ECLI:NL:GHAMS:2008:BD0645
Gerechtshof Amsterdam
- Hoger beroep
- J.P.A. Boersma
- V.M. Maat
- Rechtspraak.nl
Hoger beroep inzake onroerende-zaakbelastingen en rioolrecht in de gemeente Amersfoort
In deze zaak gaat het om een hoger beroep tegen de uitspraak van de rechtbank Utrecht, waarin het beroep van belanghebbende tegen de aanslag onroerende-zaakbelastingen (OZB) en het rioolrecht werd afgewezen. De belanghebbende, eigenaar van een onroerende zaak in Amersfoort, betwistte de hoogte van de OZB-aanslag voor het jaar 2006, die was vastgesteld op € 2,58 per eenheid van € 2.500. Hij voerde aan dat het OZB-tarief ten onrechte was verhoogd en dat de kosten van de riolering niet uit de OZB-opbrengsten gefinancierd hadden mogen worden. De rechtbank had eerder geoordeeld dat de tarieven binnen de wettelijke marges waren vastgesteld en dat er geen overschrijding van de door de wetgever gestelde grenzen was.

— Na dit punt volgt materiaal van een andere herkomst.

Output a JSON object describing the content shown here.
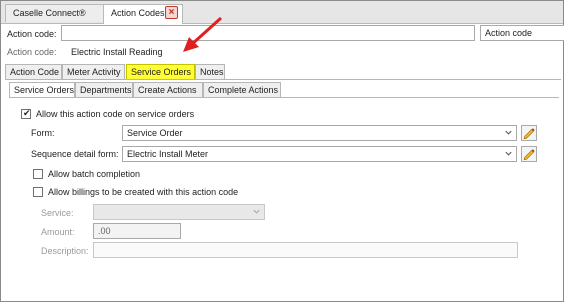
{
  "doc_tabs": [
    {
      "label": "Caselle Connect®"
    },
    {
      "label": "Action Codes"
    }
  ],
  "search": {
    "label": "Action code:",
    "value": "",
    "field": "Action code"
  },
  "record": {
    "label": "Action code:",
    "value": "Electric Install Reading"
  },
  "main_tabs": [
    {
      "label": "Action Code"
    },
    {
      "label": "Meter Activity"
    },
    {
      "label": "Service Orders",
      "active": true,
      "highlighted": true
    },
    {
      "label": "Notes"
    }
  ],
  "sub_tabs": [
    {
      "label": "Service Orders",
      "active": true
    },
    {
      "label": "Departments"
    },
    {
      "label": "Create Actions"
    },
    {
      "label": "Complete Actions"
    }
  ],
  "allow_service_orders": {
    "label": "Allow this action code on service orders",
    "checked": true
  },
  "form": {
    "label": "Form:",
    "value": "Service Order"
  },
  "sequence_detail": {
    "label": "Sequence detail form:",
    "value": "Electric Install Meter"
  },
  "allow_batch": {
    "label": "Allow batch completion",
    "checked": false
  },
  "allow_billings": {
    "label": "Allow billings to be created with this action code",
    "checked": false
  },
  "service": {
    "label": "Service:",
    "value": ""
  },
  "amount": {
    "label": "Amount:",
    "value": ".00"
  },
  "description": {
    "label": "Description:",
    "value": ""
  },
  "colors": {
    "highlight": "#ffff33",
    "arrow": "#e02020",
    "close": "#c0392b"
  }
}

Tijdens de zitting bij het Gerechtshof werd de kwestie van de tariefstelling verder besproken. De belanghebbende stelde dat de gemeente de OZB en het rioolrecht niet correct had gescheiden en dat de totale lasten te hoog waren. De inspecteur verdedigde de aanslag door te stellen dat de tarieven waren gedaald en dat de gemeente binnen de wettelijke kaders had gehandeld. Het Hof bevestigde de uitspraak van de rechtbank en oordeelde dat de door de belanghebbende aangevoerde argumenten niet voldoende waren om de aanslag te vernietigen. De beslissing van het Hof werd openbaar uitgesproken op 23 april 2008, waarbij werd benadrukt dat de wetgever enkel een limiet heeft gesteld aan de tariefsverhoging voor de OZB, en dat het niet relevant is hoe de opbrengsten in voorgaande jaren zijn besteed.
De uitspraak biedt inzicht in de toepassing van artikel 220f van de Gemeentewet en de voorwaarden waaronder een tarief voor onroerende-zaakbelastingen kan worden vastgesteld. Het Hof concludeerde dat de gemeente Amersfoort correct had gehandeld en dat de aanslag OZB voor 2006 rechtmatig was.